Williams was asked if Strasburg's lack of command on his offspeed stuff led to him throwing more fastballs early in the count.
"With any pitcher it leads to that," he said. "If he doesn't have feel for it, he doesn't want to get behind for sure. But I thought he had a really good fastball. 95-to-96 mph fastball today. Just wasn't enough for us, so we've got to go get them tomorrow."
Strasburg walked Stanton (who was 2 for 2 in the first two at bats) the third time they met up and Stanton ended up scoring when Bour went down for a fastball outside and shot it back up the middle to make it 3-0. The fourth run Strasburg gave up scored on a double play grounder off J.T. Realmuto's bat.
Stanton improved to 12 for 30 career vs Strasburg with six doubles, three home runs, five walks and 10 Ks in 35 plate appearances. Why has he been so successful against Strasburg?

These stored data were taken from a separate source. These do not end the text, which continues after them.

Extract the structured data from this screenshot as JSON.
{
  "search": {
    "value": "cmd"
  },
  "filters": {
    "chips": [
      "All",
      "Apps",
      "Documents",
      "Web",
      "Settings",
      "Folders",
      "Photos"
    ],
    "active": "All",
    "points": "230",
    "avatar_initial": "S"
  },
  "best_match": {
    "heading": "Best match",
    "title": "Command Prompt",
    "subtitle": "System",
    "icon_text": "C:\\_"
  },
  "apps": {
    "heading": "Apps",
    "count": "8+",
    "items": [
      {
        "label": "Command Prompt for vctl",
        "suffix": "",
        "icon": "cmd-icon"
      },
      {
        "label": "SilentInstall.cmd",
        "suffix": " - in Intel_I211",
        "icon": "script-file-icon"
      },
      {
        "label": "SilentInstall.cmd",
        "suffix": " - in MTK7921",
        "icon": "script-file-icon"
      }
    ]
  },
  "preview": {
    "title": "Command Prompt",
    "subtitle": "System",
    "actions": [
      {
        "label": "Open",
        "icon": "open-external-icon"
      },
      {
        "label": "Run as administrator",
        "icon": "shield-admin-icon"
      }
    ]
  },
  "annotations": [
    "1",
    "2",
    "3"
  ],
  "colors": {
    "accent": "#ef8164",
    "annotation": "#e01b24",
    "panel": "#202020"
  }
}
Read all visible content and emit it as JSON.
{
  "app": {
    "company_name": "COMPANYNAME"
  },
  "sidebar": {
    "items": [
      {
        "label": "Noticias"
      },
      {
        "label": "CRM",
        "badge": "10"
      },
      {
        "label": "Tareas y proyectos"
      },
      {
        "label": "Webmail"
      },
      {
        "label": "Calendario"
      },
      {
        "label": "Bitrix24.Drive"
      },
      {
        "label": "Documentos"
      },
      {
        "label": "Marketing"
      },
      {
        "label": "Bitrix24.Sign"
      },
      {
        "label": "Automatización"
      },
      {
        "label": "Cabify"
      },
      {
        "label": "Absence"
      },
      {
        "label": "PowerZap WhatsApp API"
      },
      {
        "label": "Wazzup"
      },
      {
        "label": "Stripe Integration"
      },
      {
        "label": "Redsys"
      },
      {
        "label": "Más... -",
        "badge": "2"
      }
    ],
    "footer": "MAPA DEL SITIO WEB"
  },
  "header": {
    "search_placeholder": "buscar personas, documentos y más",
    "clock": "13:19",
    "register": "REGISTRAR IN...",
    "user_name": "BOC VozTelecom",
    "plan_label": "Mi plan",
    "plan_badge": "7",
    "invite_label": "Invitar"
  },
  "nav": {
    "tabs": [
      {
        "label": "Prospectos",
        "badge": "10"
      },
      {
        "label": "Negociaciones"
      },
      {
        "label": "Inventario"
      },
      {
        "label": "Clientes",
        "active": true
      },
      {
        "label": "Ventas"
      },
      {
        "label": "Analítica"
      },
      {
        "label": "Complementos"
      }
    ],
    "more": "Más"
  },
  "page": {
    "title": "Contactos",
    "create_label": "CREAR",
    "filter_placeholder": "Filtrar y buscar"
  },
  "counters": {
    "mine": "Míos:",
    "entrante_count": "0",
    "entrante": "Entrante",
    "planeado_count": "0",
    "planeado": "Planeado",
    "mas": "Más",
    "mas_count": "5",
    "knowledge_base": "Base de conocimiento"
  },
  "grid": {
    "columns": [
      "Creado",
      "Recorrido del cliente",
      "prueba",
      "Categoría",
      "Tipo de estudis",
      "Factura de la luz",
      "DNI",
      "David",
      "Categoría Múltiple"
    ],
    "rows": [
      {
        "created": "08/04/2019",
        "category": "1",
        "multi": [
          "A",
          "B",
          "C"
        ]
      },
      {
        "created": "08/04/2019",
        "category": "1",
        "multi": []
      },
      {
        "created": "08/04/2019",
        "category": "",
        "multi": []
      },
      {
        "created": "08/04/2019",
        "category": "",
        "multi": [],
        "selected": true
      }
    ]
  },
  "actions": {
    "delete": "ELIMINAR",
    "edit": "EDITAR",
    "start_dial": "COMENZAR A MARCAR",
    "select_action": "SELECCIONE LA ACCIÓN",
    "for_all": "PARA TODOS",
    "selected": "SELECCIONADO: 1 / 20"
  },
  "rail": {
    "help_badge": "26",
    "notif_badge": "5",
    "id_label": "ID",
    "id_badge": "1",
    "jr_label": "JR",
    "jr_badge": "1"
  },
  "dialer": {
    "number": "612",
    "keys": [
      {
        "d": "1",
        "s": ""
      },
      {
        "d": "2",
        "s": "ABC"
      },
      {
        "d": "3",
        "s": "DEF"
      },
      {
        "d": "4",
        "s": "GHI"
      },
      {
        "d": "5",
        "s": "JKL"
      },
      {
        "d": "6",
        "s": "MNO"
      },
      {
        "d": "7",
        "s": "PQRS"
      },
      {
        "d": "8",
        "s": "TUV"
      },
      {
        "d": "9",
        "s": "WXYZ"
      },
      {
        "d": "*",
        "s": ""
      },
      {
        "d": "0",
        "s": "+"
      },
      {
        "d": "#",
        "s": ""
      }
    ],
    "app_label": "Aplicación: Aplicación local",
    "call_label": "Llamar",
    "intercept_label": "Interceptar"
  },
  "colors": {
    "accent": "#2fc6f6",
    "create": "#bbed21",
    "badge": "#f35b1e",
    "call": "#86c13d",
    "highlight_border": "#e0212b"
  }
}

"I think that the ball that he hit down the line for the double for the first run was in, but not in-in," Williams said.
"It's a different pitcher than [Jordan Zimmermann], certainly," Williams explained.
Zimmermann held Stanton hitless in three at bats last night, striking him out with a slider off the plate outside in the first at bat, popping him up the second time they met and retiring the Marlins' slugger on a fly in their final matchup.
Stanton's 0 for 3 vs Zimmermann left him 7 for 29 (.241/.353/.586) vs Zimmermann with a double, three triples, five walks and nine Ks in 34 PAs.
"[Zimmermann] is more slider," Williams said. "Strasburg is more curveball. But with anybody, especially somebody like Giancarlo, if you're not commanding well, he can get you."
Williams was also asked about a scene that played out in the Nationals' dugout after an error on a potential double play grounder extended the inning and after Strasburg allowed the two runs to score in the fourth.
MASN's cameras caught Strasburg and Nats' pitching coach Steve McCatty having an "animated" conversation, as it was described on the broadcast.
Williams said he wasn't aware of that the conversation even took place.
"Nothing that I know of," he said. "There was nothing that we're aware of."
Strasburg told reporters, including MASN's Chris Johnson, that the conversation was between the two of them and declined to share the details:
"That's something that's gonna be kept between me and Cat," Strasburg said. "Obviously, I'm a competitive person. It's nothing that he did. It was nothing I did. It was nothing anybody did. It was just maybe a little bit of frustration. I'm just gonna leave it at that."
Strasburg ended the outing with a (1-2) record on the year, a 4.88 ERA, 2.78 FIP, seven walks (2.63 BB/9) and 23 Ks (8.63 K/9) in four starts and 24 IP.
The Nationals dropped their fourth straight to fall to 7-11 overall after eighteen games.